In the Matter of Herbert Lanoris HANNAH, Bankrupt/Debtor.
Bankruptcy No. 81-04642A.
Civ. A. No. C82-121A.
United States District Court, N. D. Georgia, Atlanta Division.
April 20, 1982.
J. Sam Plowden, Trustee, Atlanta, Ga., William A. Broughman, Decatur, Ga., for plaintiff.
Leroy Baldwin, Atlanta, Ga., M. J. Wad-dell, Atlanta, Ga., for debtor.
[MAJORITY — ROBERT H. HALL, District Judge.]
ORDER
ROBERT H. HALL, District Judge.
This notice of appeal was filed on January 22, 1982, from a final order of the Bankruptcy Court entered on December 29, 1981. On January 25, 1982, the Clerk of this Court sent a briefing schedule to all the parties. No briefs have been filed nor was any hearing requested on the appeal. See Local Rules A-231.5 and A-231.6, United States District Court, Northern District of Georgia. The appeal is AFFIRMED. The appellant may now proceed with his second appeal.
It is unfortunate that Congress has seen fit in the Bankruptcy Reform Act of 1978 to continue to provide for an appeal of right from a single judge decision of a court of special jurisdiction (Bankruptcy) to another single judge of a court of general jurisdiction (United States District Court) and then allow a second appeal from the latter court to a panel of three judges on the circuit court of appeals. This brings to mind a statement once made by an English judge that “one appeal is a reasonable precaution but two suggests panic.”

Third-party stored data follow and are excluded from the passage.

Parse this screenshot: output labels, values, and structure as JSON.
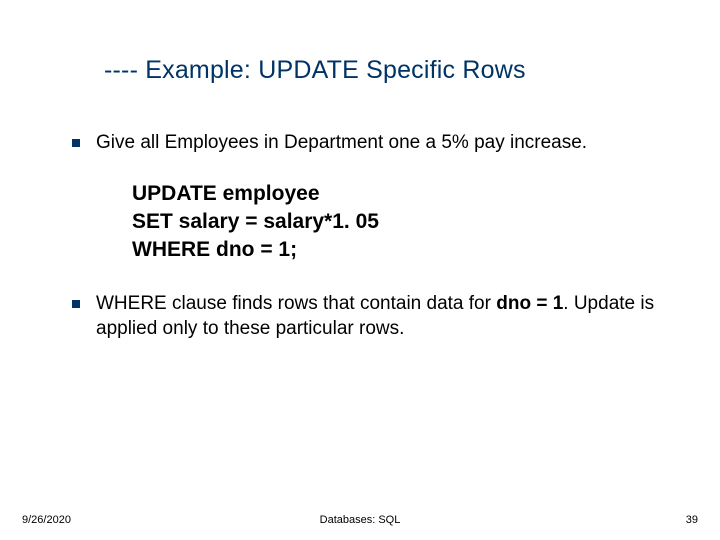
{
  "title": "---- Example: UPDATE Specific Rows",
  "bullets": [
    {
      "text": "Give all Employees in Department one a 5% pay increase."
    }
  ],
  "code": {
    "line1": "UPDATE employee",
    "line2": "SET salary = salary*1. 05",
    "line3": "WHERE dno = 1;"
  },
  "bullet2": {
    "prefix": "WHERE clause finds rows that contain data for ",
    "bold": "dno = 1",
    "suffix": ". Update is applied only to these particular rows."
  },
  "footer": {
    "date": "9/26/2020",
    "center": "Databases: SQL",
    "page": "39"
  }
}
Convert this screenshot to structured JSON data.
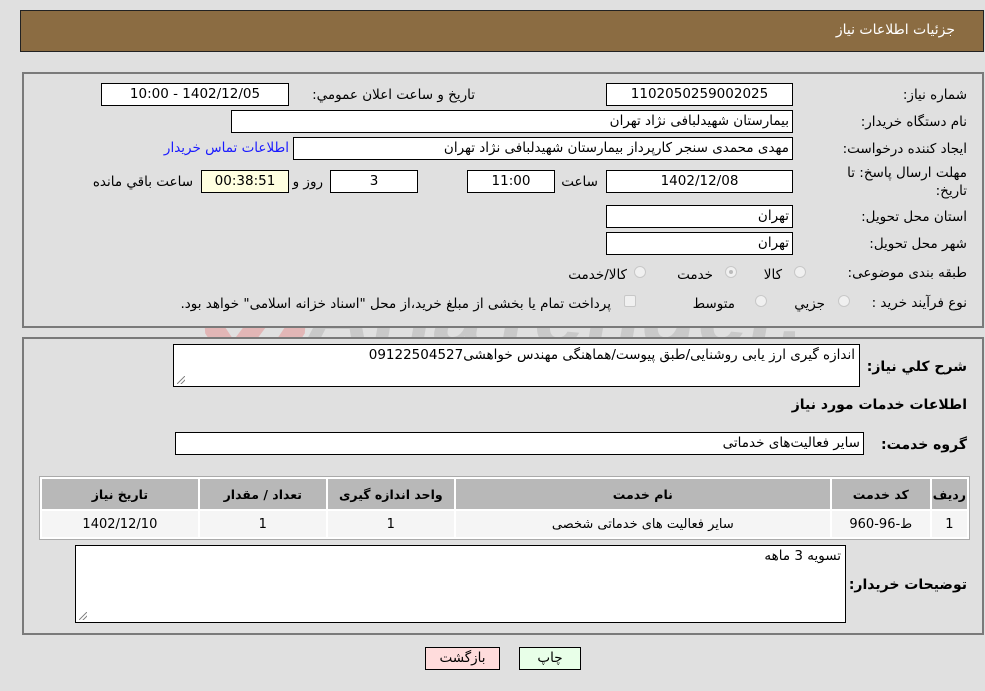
{
  "header": {
    "title": "جزئیات اطلاعات نیاز"
  },
  "form": {
    "need_number": {
      "label": "شماره نیاز:",
      "value": "1102050259002025"
    },
    "announce_datetime": {
      "label": "تاریخ و ساعت اعلان عمومي:",
      "value": "1402/12/05 - 10:00"
    },
    "buyer_org": {
      "label": "نام دستگاه خریدار:",
      "value": "بیمارستان شهیدلبافی نژاد تهران"
    },
    "requester": {
      "label": "ایجاد کننده درخواست:",
      "value": "مهدی محمدی سنجر کارپرداز بیمارستان شهیدلبافی نژاد تهران"
    },
    "buyer_contact_link": "اطلاعات تماس خریدار",
    "deadline": {
      "label": "مهلت ارسال پاسخ: تا تاریخ:",
      "date": "1402/12/08",
      "time_label": "ساعت",
      "time": "11:00",
      "days": "3",
      "days_label": "روز و",
      "remaining": "00:38:51",
      "remaining_label": "ساعت باقي مانده"
    },
    "province": {
      "label": "استان محل تحویل:",
      "value": "تهران"
    },
    "city": {
      "label": "شهر محل تحویل:",
      "value": "تهران"
    },
    "category": {
      "label": "طبقه بندی موضوعی:",
      "options": [
        "کالا",
        "خدمت",
        "کالا/خدمت"
      ],
      "selected": "خدمت"
    },
    "purchase_process": {
      "label": "نوع فرآیند خرید :",
      "options": [
        "جزيي",
        "متوسط"
      ],
      "checkbox_label": "پرداخت تمام یا بخشی از مبلغ خرید،از محل \"اسناد خزانه اسلامی\" خواهد بود."
    }
  },
  "description": {
    "label": "شرح کلي نياز:",
    "value": "اندازه گیری ارز یابی روشنایی/طبق پیوست/هماهنگی مهندس خواهشی09122504527"
  },
  "services": {
    "section_title": "اطلاعات خدمات مورد نياز",
    "group_label": "گروه خدمت:",
    "group_value": "سایر فعالیت‌های خدماتی",
    "table": {
      "headers": [
        "رديف",
        "کد خدمت",
        "نام خدمت",
        "واحد اندازه گیری",
        "تعداد / مقدار",
        "تاریخ نیاز"
      ],
      "rows": [
        [
          "1",
          "ط-96-960",
          "سایر فعالیت های خدماتی شخصی",
          "1",
          "1",
          "1402/12/10"
        ]
      ]
    }
  },
  "buyer_notes": {
    "label": "توضیحات خریدار:",
    "value": "تسویه 3 ماهه"
  },
  "buttons": {
    "print": "چاپ",
    "back": "بازگشت"
  },
  "watermark": {
    "text": "AriaTender.neT"
  },
  "colors": {
    "header_bg": "#8b6c42",
    "print_btn": "#e8ffe8",
    "back_btn": "#ffdcdc",
    "link": "#1a1aff"
  }
}
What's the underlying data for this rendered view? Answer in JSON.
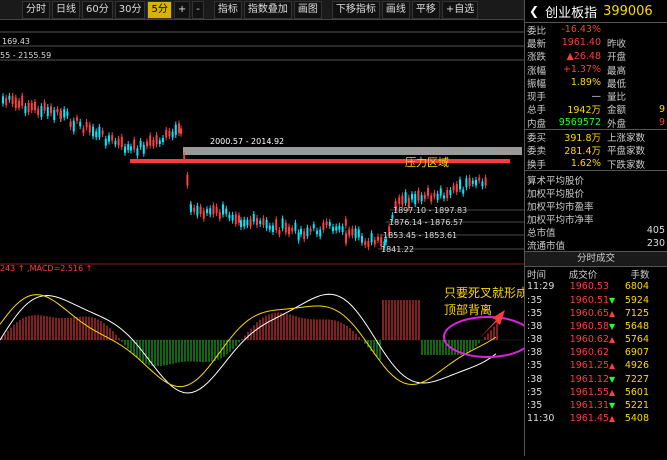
{
  "toolbar": {
    "buttons": [
      "分时",
      "日线",
      "60分",
      "30分",
      "5分",
      "+",
      "-",
      "指标",
      "指数叠加",
      "画图",
      "下移指标",
      "画线",
      "平移",
      "+自选"
    ],
    "active": "5分"
  },
  "chart": {
    "levels": [
      "169.43",
      "55 - 2155.59"
    ],
    "zone_label": "2000.57 - 2014.92",
    "pressure_label": "压力区域",
    "price_labels": [
      "1897.10 - 1897.83",
      "1876.14 - 1876.57",
      "1853.45 - 1853.61",
      "1841.22"
    ],
    "macd_label": "243 ↑ ,MACD=2.516 ↑",
    "annotation_line1": "只要死叉就形成",
    "annotation_line2": "顶部背离",
    "colors": {
      "pressure": "#ff3a3a",
      "zone": "#9a9a9a",
      "annotation": "#ffd800",
      "ellipse": "#e020e0",
      "up": "#ff4040",
      "down": "#00e8ff"
    }
  },
  "panel": {
    "back": "❮",
    "title": "创业板指",
    "code": "399006",
    "quote": [
      {
        "l1": "委比",
        "v1": "-16.43%",
        "c1": "red",
        "l2": "",
        "v2": "",
        "c2": "white"
      },
      {
        "l1": "最新",
        "v1": "1961.40",
        "c1": "red",
        "l2": "昨收",
        "v2": "",
        "c2": "white"
      },
      {
        "l1": "涨跌",
        "v1": "▲26.48",
        "c1": "red",
        "l2": "开盘",
        "v2": "",
        "c2": "white"
      },
      {
        "l1": "涨幅",
        "v1": "+1.37%",
        "c1": "red",
        "l2": "最高",
        "v2": "",
        "c2": "white"
      },
      {
        "l1": "振幅",
        "v1": "1.89%",
        "c1": "yellow",
        "l2": "最低",
        "v2": "",
        "c2": "white"
      },
      {
        "l1": "现手",
        "v1": "—",
        "c1": "white",
        "l2": "量比",
        "v2": "",
        "c2": "white"
      },
      {
        "l1": "总手",
        "v1": "1942万",
        "c1": "yellow",
        "l2": "金额",
        "v2": "9",
        "c2": "yellow"
      },
      {
        "l1": "内盘",
        "v1": "9569572",
        "c1": "green",
        "l2": "外盘",
        "v2": "9",
        "c2": "red"
      }
    ],
    "quote2": [
      {
        "l1": "委买",
        "v1": "391.8万",
        "c1": "yellow",
        "l2": "上涨家数",
        "v2": "",
        "c2": "white"
      },
      {
        "l1": "委卖",
        "v1": "281.4万",
        "c1": "yellow",
        "l2": "平盘家数",
        "v2": "",
        "c2": "white"
      },
      {
        "l1": "换手",
        "v1": "1.62%",
        "c1": "yellow",
        "l2": "下跌家数",
        "v2": "",
        "c2": "white"
      }
    ],
    "info": [
      {
        "label": "算术平均股价",
        "value": ""
      },
      {
        "label": "加权平均股价",
        "value": ""
      },
      {
        "label": "加权平均市盈率",
        "value": ""
      },
      {
        "label": "加权平均市净率",
        "value": ""
      },
      {
        "label": "总市值",
        "value": "405"
      },
      {
        "label": "流通市值",
        "value": "230"
      }
    ],
    "trades_title": "分时成交",
    "trades_cols": [
      "时间",
      "成交价",
      "手数"
    ],
    "trades": [
      {
        "t": "11:29",
        "p": "1960.53",
        "a": "",
        "q": "6804",
        "c": "red"
      },
      {
        "t": ":35",
        "p": "1960.51",
        "a": "▼",
        "q": "5924",
        "c": "red"
      },
      {
        "t": ":35",
        "p": "1960.65",
        "a": "▲",
        "q": "7125",
        "c": "red"
      },
      {
        "t": ":38",
        "p": "1960.58",
        "a": "▼",
        "q": "5648",
        "c": "red"
      },
      {
        "t": ":38",
        "p": "1960.62",
        "a": "▲",
        "q": "5764",
        "c": "red"
      },
      {
        "t": ":38",
        "p": "1960.62",
        "a": "",
        "q": "6907",
        "c": "red"
      },
      {
        "t": ":35",
        "p": "1961.25",
        "a": "▲",
        "q": "4926",
        "c": "red"
      },
      {
        "t": ":38",
        "p": "1961.12",
        "a": "▼",
        "q": "7227",
        "c": "red"
      },
      {
        "t": ":35",
        "p": "1961.55",
        "a": "▲",
        "q": "5601",
        "c": "red"
      },
      {
        "t": ":35",
        "p": "1961.31",
        "a": "▼",
        "q": "5221",
        "c": "red"
      },
      {
        "t": "11:30",
        "p": "1961.45",
        "a": "▲",
        "q": "5408",
        "c": "red"
      }
    ]
  }
}
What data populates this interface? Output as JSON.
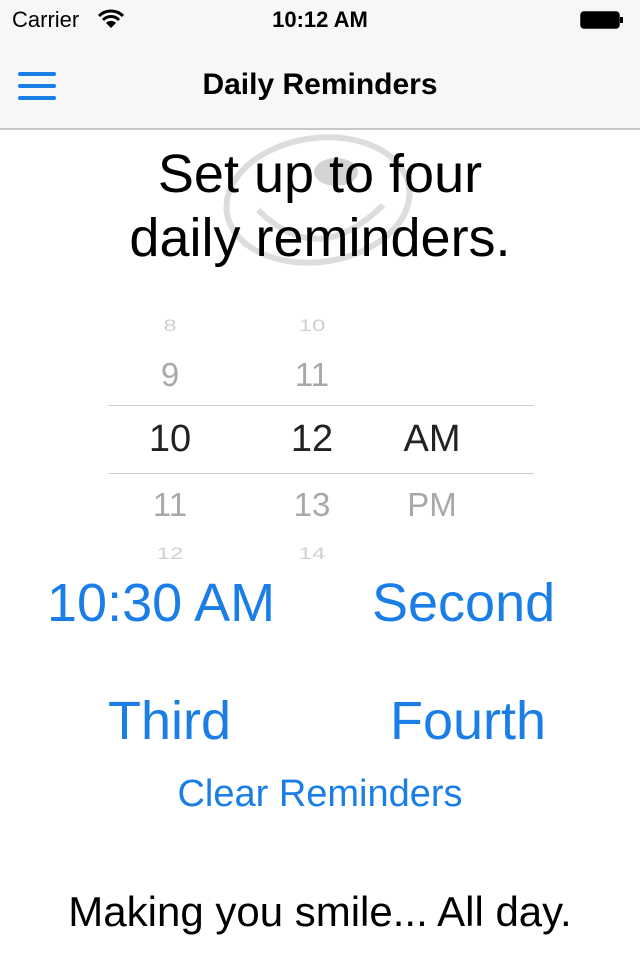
{
  "status_bar": {
    "carrier": "Carrier",
    "time": "10:12 AM"
  },
  "nav": {
    "title": "Daily Reminders",
    "menu_icon": "hamburger-menu-icon"
  },
  "headline": {
    "line1": "Set up to four",
    "line2": "daily reminders."
  },
  "picker": {
    "hours": [
      "8",
      "9",
      "10",
      "11",
      "12"
    ],
    "minutes": [
      "10",
      "11",
      "12",
      "13",
      "14"
    ],
    "period": [
      "AM",
      "PM"
    ],
    "selected": {
      "hour": "10",
      "minute": "12",
      "period": "AM"
    }
  },
  "reminders": {
    "first": "10:30 AM",
    "second": "Second",
    "third": "Third",
    "fourth": "Fourth",
    "clear": "Clear Reminders"
  },
  "footer": {
    "tagline": "Making you smile... All day."
  },
  "colors": {
    "accent": "#1a7ee6"
  }
}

Why have an appeal in any case? The “. .. reason ... is not because the appellate judges necessarily have more wisdom about the case than the trial judge (on the contrary they may have less); it is instead that a second look by someone else is always to the good. The Bible says, ‘in the multitude of counselors there is wisdom’. So the idea is that it is good to have a panel of three judges examine what one judge has done.” Atlanta Coca-Cola Bottling Company v. Jones, 236 Ga. 448, 452-453, 224 S.E.2d 25, 28 (1976).
While the provisions for appeals under the new Bankruptcy Act have been called “nearly incomprehensible”, the Act does allow, among other paths, one path which would provide a single appeal from the Bankruptcy Court to the Circuit Court of Appeals; however, this may only be done if the parties agree to this procedure. 28 U.S.C.A. § 1293. Another appeal path may be taken if the chief judge of the circuit establishes a system under which panels of three bankruptcy judges hear appeals from the Bankruptcy Court. 28 U.S.C.A. § 160. However, a further appeal to a panel of the Circuit Court of Appeals is still available. Thus, this latter path provides a means for avoiding the anomaly of having a one judge decision reviewed by a one judge appeal; but under this procedure there would still be double appeals. Two of the eleven circuits have taken this latter approach. The third appeal path is the one followed in this case and involves two appeals — first to the United States District Court and then to the Circuit Court of Appeals.
It has been said that as a means of administering justice double appeals are seriously objectionable for many reasons: they involve an economic waste of time, money and effort; litigants cannot afford the expense of repeated appeals; the public cannot afford to maintain a system for continually doing over again what ought to have been done well in the first place; repeated appeals discredit the judiciary; repeated appeals introduce a gambling element into litigation; and, finally, repeated appeals exacerbate the serious problem of delay. See Sunderland, “The Problem of Double Appeals”, reprinted in II Appellate Justice 186-187 (1975).
. Act of November 6, 1978, P.L. 95-598, 92 Stat. 2682.
. After April 1, 1984, there will be a new Bankruptcy Court which will be an “adjunct” to the District Court for the District. 28 U.S.C.A. § 151(a). During the transition period, appeals are made in same manner as provided for the new Bankruptcy Court. 28 U.S.C.A. § 1471(b); P.L. 95-598, § 405(b).
. 16 Wright, Miller and Cooper, Federal Practice and Procedure, § 3926 (Supp.1981).